22Il semble évident que cette lutte contre les partisans de la monarchie espagnole reçoit des appuis dans le comté de Foix. Cette collaboration des fuxéens avec les Cadell se traduit par des raids, attaques et pillages perpétrés au sud des Pyrénées, tout particulièrement dans l’ancienne vicomté de Castellbò, tout au long du XVIe siècle et par le fait que de nombreux bandolers de la faction des Cadell se réfugient à plusieurs reprises sur ce territoire35.
23Bien des années plus tard, à partir de 1580, Joanot Cadell II, le plus célèbre chef de la famille, commence à être nommé pour occuper quelques charges dans l’administration : d’abord viguier du Conflent36 puis lieutenant d’alcaid des châteaux de Puigcerdà, Querol et Tour Cerdane37. Il profite de sa position, renforcée par ses nouvelles responsabilités, pour obtenir des bénéfices pour lui et les siens : il protège et aide des bandes de bandolers contre les bandes des familles rivales, telles que les Banyuls du Conflent, et ouvre les portes de son château d’Arsèguel pour entreposer le butin de ses vols à travers toute la Catalogne38.

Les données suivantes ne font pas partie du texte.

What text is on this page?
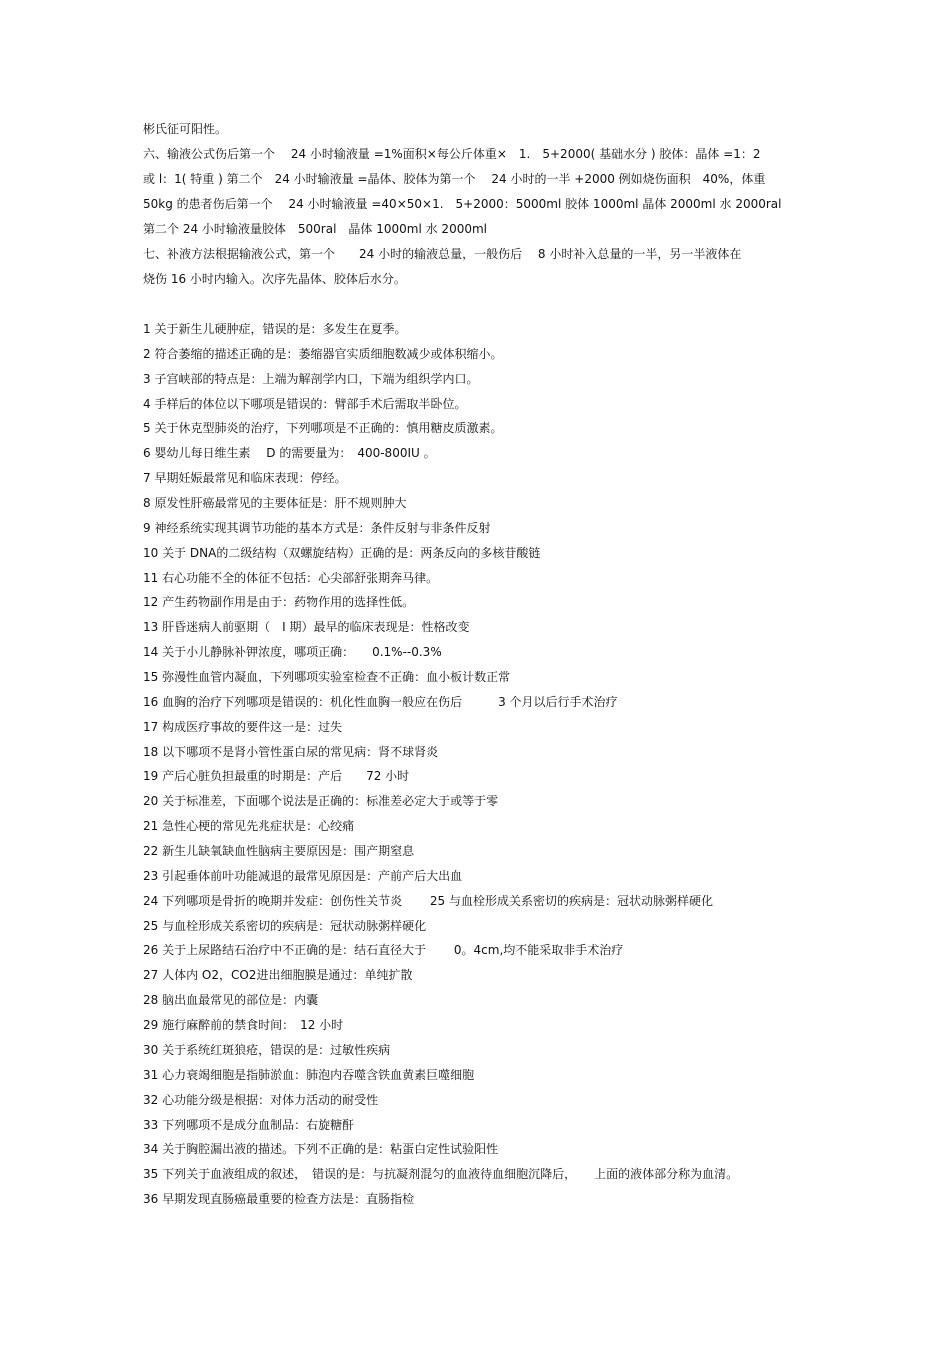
彬氏征可阳性。
六、输液公式伤后第一个　 24 小时输液量 =1%面积×每公斤体重×　1.　5+2000( 基础水分 ) 胶体：晶体 =1：2
或 l：1( 特重 ) 第二个　24 小时输液量 =晶体、胶体为第一个　 24 小时的一半 +2000 例如烧伤面积　40%，体重
50kg 的患者伤后第一个　 24 小时输液量 =40×50×1.　5+2000：5000ml 胶体 1000ml 晶体 2000ml 水 2000ral
第二个 24 小时输液量胶体　500ral　晶体 1000ml 水 2000ml
七、补液方法根据输液公式，第一个　　24 小时的输液总量，一般伤后　 8 小时补入总量的一半，另一半液体在
烧伤 16 小时内输入。次序先晶体、胶体后水分。
1 关于新生儿硬肿症，错误的是：多发生在夏季。
2 符合萎缩的描述正确的是：萎缩器官实质细胞数减少或体积缩小。
3 子宫峡部的特点是：上端为解剖学内口，下端为组织学内口。
4 手样后的体位以下哪项是错误的：臂部手术后需取半卧位。
5 关于休克型肺炎的治疗，下列哪项是不正确的：慎用糖皮质激素。
6 婴幼儿每日维生素　 D 的需要量为：　400-800IU 。
7 早期妊娠最常见和临床表现：停经。
8 原发性肝癌最常见的主要体征是：肝不规则肿大
9 神经系统实现其调节功能的基本方式是：条件反射与非条件反射
10 关于 DNA的二级结构（双螺旋结构）正确的是：两条反向的多核苷酸链
11 右心功能不全的体征不包括：心尖部舒张期奔马律。
12 产生药物副作用是由于：药物作用的选择性低。
13 肝昏迷病人前驱期（　I 期）最早的临床表现是：性格改变
14 关于小儿静脉补钾浓度，哪项正确：　　0.1%--0.3%
15 弥漫性血管内凝血，下列哪项实验室检查不正确：血小板计数正常
16 血胸的治疗下列哪项是错误的：机化性血胸一般应在伤后　　　3 个月以后行手术治疗
17 构成医疗事故的要件这一是：过失
18 以下哪项不是肾小管性蛋白尿的常见病：肾不球肾炎
19 产后心脏负担最重的时期是：产后　　72 小时
20 关于标准差，下面哪个说法是正确的：标准差必定大于或等于零
21 急性心梗的常见先兆症状是：心绞痛
22 新生儿缺氧缺血性脑病主要原因是：围产期窒息
23 引起垂体前叶功能减退的最常见原因是：产前产后大出血
24 下列哪项是骨折的晚期并发症：创伤性关节炎　　 25 与血栓形成关系密切的疾病是：冠状动脉粥样硬化
25 与血栓形成关系密切的疾病是：冠状动脉粥样硬化
26 关于上尿路结石治疗中不正确的是：结石直径大于　　 0。4cm,均不能采取非手术治疗
27 人体内 O2，CO2进出细胞膜是通过：单纯扩散
28 脑出血最常见的部位是：内囊
29 施行麻醉前的禁食时间：　12 小时
30 关于系统红斑狼疮，错误的是：过敏性疾病
31 心力衰竭细胞是指肺淤血：肺泡内吞噬含铁血黄素巨噬细胞
32 心功能分级是根据：对体力活动的耐受性
33 下列哪项不是成分血制品：右旋糖酐
34 关于胸腔漏出液的描述。下列不正确的是：粘蛋白定性试验阳性
35 下列关于血液组成的叙述，　错误的是：与抗凝剂混匀的血液待血细胞沉降后，　　上面的液体部分称为血清。
36 早期发现直肠癌最重要的检查方法是：直肠指检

24En raison de l’implication de Joanot Cadell dans plusieurs désordres causés dans toute la Catalogne et jusqu’en Aragon, et surtout en raison du vol d’une cargaison de monnaie royale en 158739, le château d’Arsèguel est soumis à deux sièges par l’armée royale en 1588 et 1592. Alors que le premier se solde par un échec de l’armée royale, le second se termine par l’abandon de la place d’Arsèguel par Joanot Cadell et la victoire des troupes royales. Joanot Cadell mourra en exil à Foix ; sa famille perdra une bonne partie de son influence parmi les bandes de bandolers des Pyrénées catalanes mais pas sa juridiction sur plusieurs domaines de l’ancien comté de Cerdagne, tel le château d’Arsèguel40.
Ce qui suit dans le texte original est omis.